The conceptual starting point for path analysis is an additive regression model that associates the focal (“dependent”) variable with several other measured (“independent” or “exogenous”) variables. (The vertical lines in these figures indicates that the separate horizontal lines are combined together.)

X1 —-|
X2 —-|—-> Y
X3 —-|

Technically, the additive model is transformed by subtracting the mean from every term, squaring the expression (so it is an equation for the variance), and dividing by the variance of the focal (“dependent”) variable. The result is the “equation of complete determination,” with the regression coefficients being multiplied by the SD of the other “independent” variables and divided by the SD of the focal variable to arrive at the path coefficient.

The next step is to consider more than one focal, “endogenous” variable and networks of exogenous and endogenous variables that you have reason to think are associated with one another. Indeed, the focal variable of one regression may be among the variables associated with a second focal variable and so on. In the figure below X3 has a direct link with Y2 and an indirect one through Y1.

X1 —-|
X2 —-|—-> Y1 -|–> Y2
X3 —-|————|

The software (e.g., LISREL) can solve these linked regression equations, but it is up to you to compare the results using the network you specify with plausible (theoretically-justified) alternatives that may link exogenous, independent variables and endogenous variables differently. Unlike multiple regression, we do not arrive at our idea of what should be in the regression by adding or subtracting variables in some stepwise procedure.

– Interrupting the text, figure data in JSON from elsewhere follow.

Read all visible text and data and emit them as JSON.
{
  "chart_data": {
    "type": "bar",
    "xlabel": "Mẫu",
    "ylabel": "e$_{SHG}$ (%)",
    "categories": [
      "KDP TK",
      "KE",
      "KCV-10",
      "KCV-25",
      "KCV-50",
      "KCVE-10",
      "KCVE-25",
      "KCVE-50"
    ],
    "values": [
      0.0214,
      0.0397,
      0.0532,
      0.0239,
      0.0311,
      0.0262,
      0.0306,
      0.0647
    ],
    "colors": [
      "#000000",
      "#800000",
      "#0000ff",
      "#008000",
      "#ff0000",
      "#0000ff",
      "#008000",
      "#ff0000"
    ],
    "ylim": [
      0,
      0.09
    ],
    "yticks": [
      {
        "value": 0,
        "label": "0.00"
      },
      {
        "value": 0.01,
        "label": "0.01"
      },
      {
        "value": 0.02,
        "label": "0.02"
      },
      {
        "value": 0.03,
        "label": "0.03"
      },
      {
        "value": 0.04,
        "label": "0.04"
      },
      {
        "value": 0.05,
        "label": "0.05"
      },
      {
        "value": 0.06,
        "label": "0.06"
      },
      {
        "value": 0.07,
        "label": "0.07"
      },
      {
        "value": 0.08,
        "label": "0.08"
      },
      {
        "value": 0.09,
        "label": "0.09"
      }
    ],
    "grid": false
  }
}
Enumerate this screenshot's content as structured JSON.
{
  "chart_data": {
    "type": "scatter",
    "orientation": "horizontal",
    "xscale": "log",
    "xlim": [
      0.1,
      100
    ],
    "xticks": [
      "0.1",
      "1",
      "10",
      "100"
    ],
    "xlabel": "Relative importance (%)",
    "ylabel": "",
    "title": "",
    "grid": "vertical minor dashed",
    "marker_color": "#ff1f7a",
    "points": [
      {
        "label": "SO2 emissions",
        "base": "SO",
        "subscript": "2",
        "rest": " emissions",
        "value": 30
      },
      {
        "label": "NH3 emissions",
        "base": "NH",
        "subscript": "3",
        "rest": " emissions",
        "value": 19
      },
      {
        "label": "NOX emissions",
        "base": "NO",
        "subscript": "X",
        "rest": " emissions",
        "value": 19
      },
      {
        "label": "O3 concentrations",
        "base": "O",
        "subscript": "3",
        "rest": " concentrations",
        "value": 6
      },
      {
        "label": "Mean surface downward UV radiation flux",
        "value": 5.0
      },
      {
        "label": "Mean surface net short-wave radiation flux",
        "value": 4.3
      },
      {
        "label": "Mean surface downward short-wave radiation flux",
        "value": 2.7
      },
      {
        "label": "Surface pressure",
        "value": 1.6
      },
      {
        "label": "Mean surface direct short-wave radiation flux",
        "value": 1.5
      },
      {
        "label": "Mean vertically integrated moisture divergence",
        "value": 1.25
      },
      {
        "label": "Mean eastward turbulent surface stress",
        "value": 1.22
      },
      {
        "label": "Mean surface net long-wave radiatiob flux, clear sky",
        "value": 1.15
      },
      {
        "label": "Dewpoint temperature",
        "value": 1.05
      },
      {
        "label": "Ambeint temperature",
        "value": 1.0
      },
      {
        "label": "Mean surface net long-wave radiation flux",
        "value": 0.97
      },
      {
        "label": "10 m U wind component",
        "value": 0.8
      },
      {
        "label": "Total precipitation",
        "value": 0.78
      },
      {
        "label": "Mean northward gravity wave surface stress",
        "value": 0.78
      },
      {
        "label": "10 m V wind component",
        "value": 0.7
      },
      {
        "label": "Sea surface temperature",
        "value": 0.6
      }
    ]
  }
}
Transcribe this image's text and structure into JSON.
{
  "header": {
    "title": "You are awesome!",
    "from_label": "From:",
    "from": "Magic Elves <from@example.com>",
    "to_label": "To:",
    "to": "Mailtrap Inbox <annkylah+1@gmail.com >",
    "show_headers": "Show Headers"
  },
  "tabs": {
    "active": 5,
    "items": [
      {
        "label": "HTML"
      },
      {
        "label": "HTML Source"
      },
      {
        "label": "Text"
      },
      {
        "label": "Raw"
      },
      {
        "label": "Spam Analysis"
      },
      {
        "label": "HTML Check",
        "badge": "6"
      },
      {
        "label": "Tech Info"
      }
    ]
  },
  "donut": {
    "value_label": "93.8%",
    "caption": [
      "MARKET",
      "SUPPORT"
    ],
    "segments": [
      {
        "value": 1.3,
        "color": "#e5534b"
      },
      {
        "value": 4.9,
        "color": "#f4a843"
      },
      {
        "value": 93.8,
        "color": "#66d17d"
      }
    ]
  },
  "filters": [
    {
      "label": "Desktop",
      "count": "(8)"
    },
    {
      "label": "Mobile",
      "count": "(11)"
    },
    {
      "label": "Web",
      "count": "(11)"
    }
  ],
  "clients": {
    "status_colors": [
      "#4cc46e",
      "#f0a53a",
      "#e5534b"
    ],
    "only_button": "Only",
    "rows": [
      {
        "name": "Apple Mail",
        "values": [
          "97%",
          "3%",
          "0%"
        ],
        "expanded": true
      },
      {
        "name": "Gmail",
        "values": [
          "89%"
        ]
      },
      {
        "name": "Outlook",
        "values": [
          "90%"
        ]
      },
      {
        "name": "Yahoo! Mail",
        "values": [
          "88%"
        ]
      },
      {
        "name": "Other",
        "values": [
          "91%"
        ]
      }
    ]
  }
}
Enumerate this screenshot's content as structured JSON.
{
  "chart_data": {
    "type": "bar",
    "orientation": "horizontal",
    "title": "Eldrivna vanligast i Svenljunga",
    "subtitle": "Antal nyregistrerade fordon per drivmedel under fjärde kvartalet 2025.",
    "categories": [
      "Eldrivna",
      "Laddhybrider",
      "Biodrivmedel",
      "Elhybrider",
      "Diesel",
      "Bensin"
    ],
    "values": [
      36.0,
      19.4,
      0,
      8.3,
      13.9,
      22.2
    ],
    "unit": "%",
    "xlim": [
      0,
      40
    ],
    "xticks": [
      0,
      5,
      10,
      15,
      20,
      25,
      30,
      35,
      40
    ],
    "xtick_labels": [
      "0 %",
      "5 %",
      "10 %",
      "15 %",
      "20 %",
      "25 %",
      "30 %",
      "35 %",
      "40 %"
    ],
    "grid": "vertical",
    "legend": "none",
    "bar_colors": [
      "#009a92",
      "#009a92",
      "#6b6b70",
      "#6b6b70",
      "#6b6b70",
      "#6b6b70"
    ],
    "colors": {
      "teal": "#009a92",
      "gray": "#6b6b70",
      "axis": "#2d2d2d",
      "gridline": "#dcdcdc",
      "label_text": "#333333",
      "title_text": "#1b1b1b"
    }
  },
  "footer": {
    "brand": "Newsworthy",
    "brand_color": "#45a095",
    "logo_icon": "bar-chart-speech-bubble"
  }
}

Structural equation modeling extends path analysis to include latent (a.k.a. unmeasured) variables or “constructs.” These latent variables are sometimes the presumed real underlying variable of which the measured one is an imperfect marker. For example, birth weight at full term and the neonate APGAR scores might be the measured variables but the model might include degree of fetal under-nutrition as a latent variable. Latent variables can also be constructed by the software in the same way that they are in factor analyses, namely, as economical (dimension-reducing) linear combinations of measured variables. Calling the networks of linked variables “structural” is meant to suggest that we can give the pathways causal interpretations, but SEM and path analysis has no trick that overcomes the problems that regression and factor analyses have in exposing causes.

(This post is a supplement to a series laying out a sequence of basic ideas in thinking like epidemiologists, especially epidemiologists who pay attention to possible social influences on the development and unequal distribution of diseases and behaviors in populations [see first post in series and contribute to open-source curriculum http://bit.ly/EpiContribute].)

References

Freedman, D. A. (2005). Linear statistical models for causation: A critical review. Encyclopedia of Statistics in the Behavioral Sciences. B. Everitt and D. Howell. Chichester, Wiley.
Lynch, M. and B. Walsh (1998). Genetics and Analysis of Quantitative Traits. Sunderland, MA, Sinauer.
Pearl, J. (2000). Causality: Models, Reasoning, and Inference. Cambridge, Cambridge University Press.